No Iémen o conflito prossegue apesar das tentativas de reconciliação da Arábia Saudita e dos Emirados Árabes Unidos.


A cidade de Áden, a segunda maior do país, está sob controlo das forças separatistas, isto porque desde domingo, entraram em confrontos com os antigos aliados, o exército leal ao presidente Abd Rabbo Manssur Hadi.

Os confrontos já fizeram pelo menos 38 mortos e 222 feridos, e sobretudo enfraqueceram ainda mais o governo de Hadi, ainda reconhecido pela comunidade internacional como o governo legítimo.

No entanto Hadi perdeu quase todas as posições em Áden, onde se refugiou em 2015 após ter sido expulso da capital Sanaa pelos huthis apoiados pelo Irão.

Hadi, agora refugiado na Arábia Saudita, denunciou um "golpe" separatista contra o seu governo.

Esta crise evidenciou as divisões entre a Arábia Saudita e os Emirados Árabes Unidos, que protagonizaram a coligação que opera desde Março de 2015, com o objetivo de restaurar a autoridade do governo e expulsar os huthis. Segundo a ONU, o conflito entre o governo e os huthis já fez mais de 10 mil mortos.

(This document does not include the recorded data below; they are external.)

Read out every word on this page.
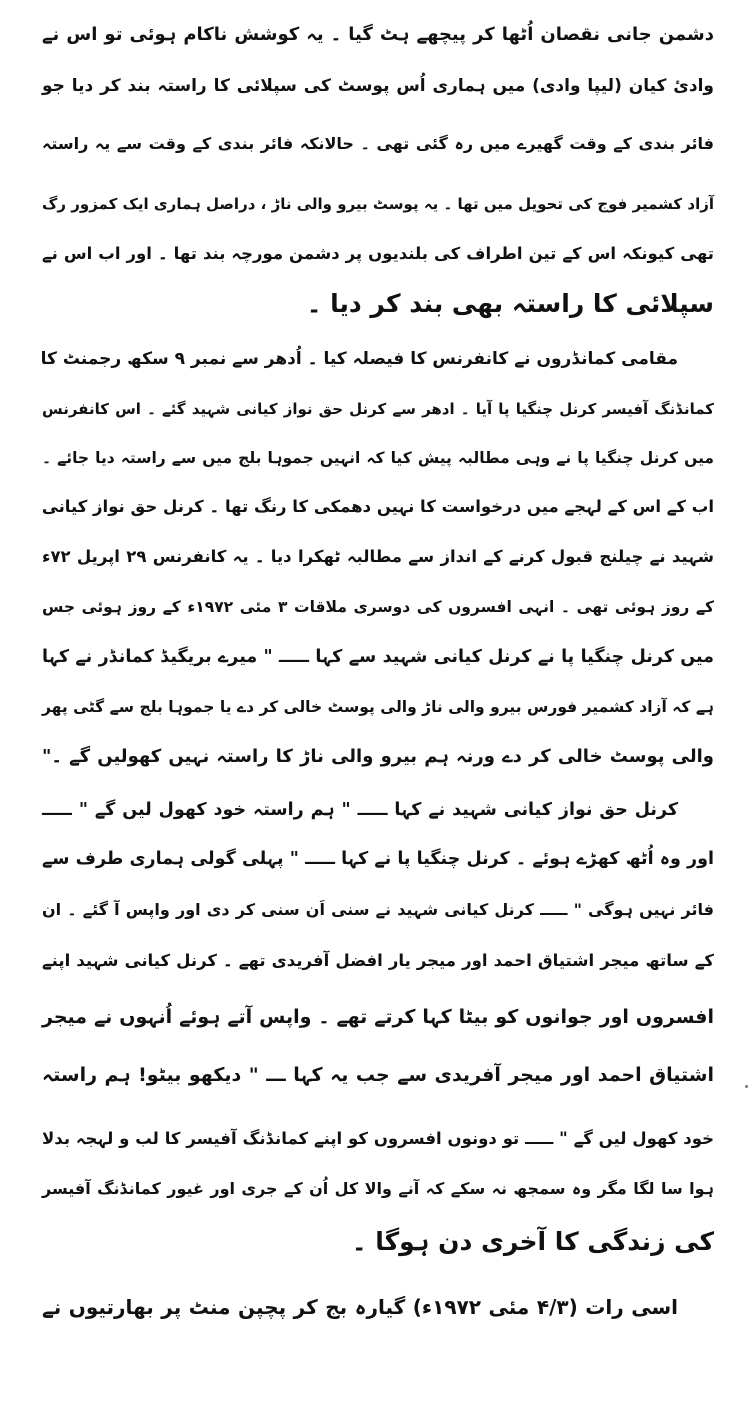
دشمن جانی نقصان اُٹھا کر پیچھے ہٹ گیا ۔ یہ کوشش ناکام ہوئی تو اس نے
وادیٔ کیان (لیپا وادی) میں ہماری اُس پوسٹ کی سپلائی کا راستہ بند کر دیا جو
فائر بندی کے وقت گھیرے میں رہ گئی تھی ۔ حالانکہ فائر بندی کے وقت سے یہ راستہ
آزاد کشمیر فوج کی تحویل میں تھا ۔ یہ پوسٹ بیرو والی ناڑ ، دراصل ہماری ایک کمزور رگ
تھی کیونکہ اس کے تین اطراف کی بلندیوں پر دشمن مورچہ بند تھا ۔ اور اب اس نے
سپلائی کا راستہ بھی بند کر دیا ۔
مقامی کمانڈروں نے کانفرنس کا فیصلہ کیا ۔ اُدھر سے نمبر ۹ سکھ رجمنٹ کا
کمانڈنگ آفیسر کرنل چنگیا پا آیا ۔ ادھر سے کرنل حق نواز کیانی شہید گئے ۔ اس کانفرنس
میں کرنل چنگیا پا نے وہی مطالبہ پیش کیا کہ انہیں جموہا بلج میں سے راستہ دیا جائے ۔
اب کے اس کے لہجے میں درخواست کا نہیں دھمکی کا رنگ تھا ۔ کرنل حق نواز کیانی
شہید نے چیلنج قبول کرنے کے انداز سے مطالبہ ٹھکرا دیا ۔ یہ کانفرنس ۲۹ اپریل ۷۲ء
کے روز ہوئی تھی ۔ انہی افسروں کی دوسری ملاقات ۳ مئی ۱۹۷۲ء کے روز ہوئی جس
میں کرنل چنگیا پا نے کرنل کیانی شہید سے کہا ـــــ " میرے بریگیڈ کمانڈر نے کہا
ہے کہ آزاد کشمیر فورس بیرو والی ناڑ والی پوسٹ خالی کر دے یا جموہا بلج سے گٹی پھر
والی پوسٹ خالی کر دے ورنہ ہم بیرو والی ناڑ کا راستہ نہیں کھولیں گے ۔"
کرنل حق نواز کیانی شہید نے کہا ـــــ " ہم راستہ خود کھول لیں گے " ـــــ
اور وہ اُٹھ کھڑے ہوئے ۔ کرنل چنگیا پا نے کہا ـــــ " پہلی گولی ہماری طرف سے
فائر نہیں ہوگی " ـــــ کرنل کیانی شہید نے سنی اَن سنی کر دی اور واپس آ گئے ۔ ان
کے ساتھ میجر اشتیاق احمد اور میجر یار افضل آفریدی تھے ۔ کرنل کیانی شہید اپنے
افسروں اور جوانوں کو بیٹا کہا کرتے تھے ۔ واپس آتے ہوئے اُنہوں نے میجر
اشتیاق احمد اور میجر آفریدی سے جب یہ کہا ـــ " دیکھو بیٹو! ہم راستہ
خود کھول لیں گے " ـــــ تو دونوں افسروں کو اپنے کمانڈنگ آفیسر کا لب و لہجہ بدلا
ہوا سا لگا مگر وہ سمجھ نہ سکے کہ آنے والا کل اُن کے جری اور غیور کمانڈنگ آفیسر
کی زندگی کا آخری دن ہوگا ۔
اسی رات (۴/۳ مئی ۱۹۷۲ء) گیارہ بج کر پچپن منٹ پر بھارتیوں نے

Riade continua a apoiar o presidente Hadi, enquanto os Emirados treinaram uma força militar iemenita chamada "Cordão de Segurança", que é vista como favorável ao poderoso movimento separatista no sul do país.

Recorde-se que historicamente, Áden foi a capital do Iémen do Sul, um Estado independente antes da sua fusão com o Norte em 1990.

Desde quinta-feira a Arábia Saudita e os Emirados Árabes Unidos tentam reconciliar os separatistas e as forças governamentais para voltarem a trabalhar juntas contra os huthis.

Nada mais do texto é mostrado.